A Billion Black Anthropocenes or None is available for purchase at The Commune for R115.00. You can also read it for free online here.
Kathryn Yusoff’s A Billion Black Anthropocenes or None locates the origins of climate change in slavery while exploring the grammars of capture, extraction and displacement.
This short yet vital book could be summed up as a new history of the relationship between geology and subjectivity. This is by no means a novel concern – pre-black conscious writers such as WEB du Bois, black conscious writers including Frantz Fanon and Steve Biko, and their contemporaries and successors, for example Sylvia Wynter, Achille Mbembe and Kathrine McKittrick, have all grappled with the complex human-citizenship-land question. What makes Kathryn Yusoff’s book different is that it addresses these questions via contemporary concerns about the Anthropocene, the name given to the new geological epoch.
The main argument Yusoff makes is that the formulation of the Anthropocene contains a racial blindness that fails to take into account three important aspects. The first is the histories of slavery and its associated forced displacement. The second is the justification of slavery by means of the invention of race. These two aspects form the two pincers of what Yusoff calls a double dispossession – spatial dispossession, which includes issues of place, space and land; and the “dispossession of persons in chattel slavery”, which includes aspects such as citizenship and the “biopolitical category of nonbeing” (the inhuman or subhuman). The third aspect not accounted for in the current formulation of the Anthropocene is the ongoing effects this double dispossession has on black lives as seen, for example, in the so-called migration “problem”.
The mystification of these three aspects is achieved by deference to scientific social discourse: naming the Anthropocene a geological epoch hides the fact that it had its origins in slavery rather than in the invention of the steam engine and its affiliated acceleration in the production of greenhouse gases. In other words, recourse to geology allows whiteness to go unchallenged because it fails to acknowledge the dispossessing practices of subject-making in the history of what is now named the Anthropocene.
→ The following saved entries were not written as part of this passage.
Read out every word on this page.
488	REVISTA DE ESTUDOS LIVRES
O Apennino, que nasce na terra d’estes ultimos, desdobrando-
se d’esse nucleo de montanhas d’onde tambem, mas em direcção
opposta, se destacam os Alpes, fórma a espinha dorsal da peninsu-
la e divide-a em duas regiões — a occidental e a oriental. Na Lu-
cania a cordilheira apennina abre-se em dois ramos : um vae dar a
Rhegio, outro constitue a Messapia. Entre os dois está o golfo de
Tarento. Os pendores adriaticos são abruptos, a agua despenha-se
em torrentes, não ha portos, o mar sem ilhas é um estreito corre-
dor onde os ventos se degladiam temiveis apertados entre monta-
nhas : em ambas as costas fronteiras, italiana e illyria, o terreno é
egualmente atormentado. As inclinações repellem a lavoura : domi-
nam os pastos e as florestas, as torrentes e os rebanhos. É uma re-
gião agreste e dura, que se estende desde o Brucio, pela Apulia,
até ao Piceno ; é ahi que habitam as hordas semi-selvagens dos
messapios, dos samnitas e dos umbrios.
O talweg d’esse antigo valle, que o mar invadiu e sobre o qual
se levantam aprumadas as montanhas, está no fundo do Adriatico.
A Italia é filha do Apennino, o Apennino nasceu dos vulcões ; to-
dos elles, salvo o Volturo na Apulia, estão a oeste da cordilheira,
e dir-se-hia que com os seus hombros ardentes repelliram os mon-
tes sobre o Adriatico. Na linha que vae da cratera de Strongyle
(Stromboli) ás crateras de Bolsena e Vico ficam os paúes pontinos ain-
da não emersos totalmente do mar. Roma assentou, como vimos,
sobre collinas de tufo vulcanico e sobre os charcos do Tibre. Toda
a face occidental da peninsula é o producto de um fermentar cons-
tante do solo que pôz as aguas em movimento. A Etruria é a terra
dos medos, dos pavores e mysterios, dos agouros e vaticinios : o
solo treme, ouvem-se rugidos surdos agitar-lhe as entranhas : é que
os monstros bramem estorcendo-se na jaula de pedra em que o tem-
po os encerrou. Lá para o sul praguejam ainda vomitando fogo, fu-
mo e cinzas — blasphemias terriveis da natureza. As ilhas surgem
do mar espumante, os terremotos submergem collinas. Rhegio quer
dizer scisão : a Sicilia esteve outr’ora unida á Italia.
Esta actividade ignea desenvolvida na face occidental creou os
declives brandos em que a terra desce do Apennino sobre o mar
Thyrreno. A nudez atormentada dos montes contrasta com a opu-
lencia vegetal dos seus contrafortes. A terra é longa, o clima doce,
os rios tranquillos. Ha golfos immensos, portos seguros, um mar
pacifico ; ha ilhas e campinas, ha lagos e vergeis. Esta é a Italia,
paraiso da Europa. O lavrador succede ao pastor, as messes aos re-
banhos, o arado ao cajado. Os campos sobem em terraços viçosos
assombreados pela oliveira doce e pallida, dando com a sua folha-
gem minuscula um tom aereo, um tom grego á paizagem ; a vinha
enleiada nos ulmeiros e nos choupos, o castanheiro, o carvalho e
Instead of understanding the Anthropocene in the future tense, Yusoff calls us to see it in terms of the extinctions already undergone “by black and indigenous peoples”, and this precisely is what she calls “a billion black Anthropocenes”.
In her final chapters, Yusoff speaks “to the traffic between the categories of the inhuman in the white geology of transatlantic slavery and in its Anthropocenic present”, to which must be added the traffic of asylum seekers – the nonhumans (or inhuman) of our time. Following Wynter, she draws on the term “transplantation” to follow the alternative histories of black bodies and map the ways in which they reclaimed the right to geography within the confined spaces of plantations, mines and other similar places. Drawing on accounts of the blues, the dissent of miners and slave uprisings, Yusoff sketches a piercing line from the commodification of the black body, through the capture and captivity of black bodies, to futurity.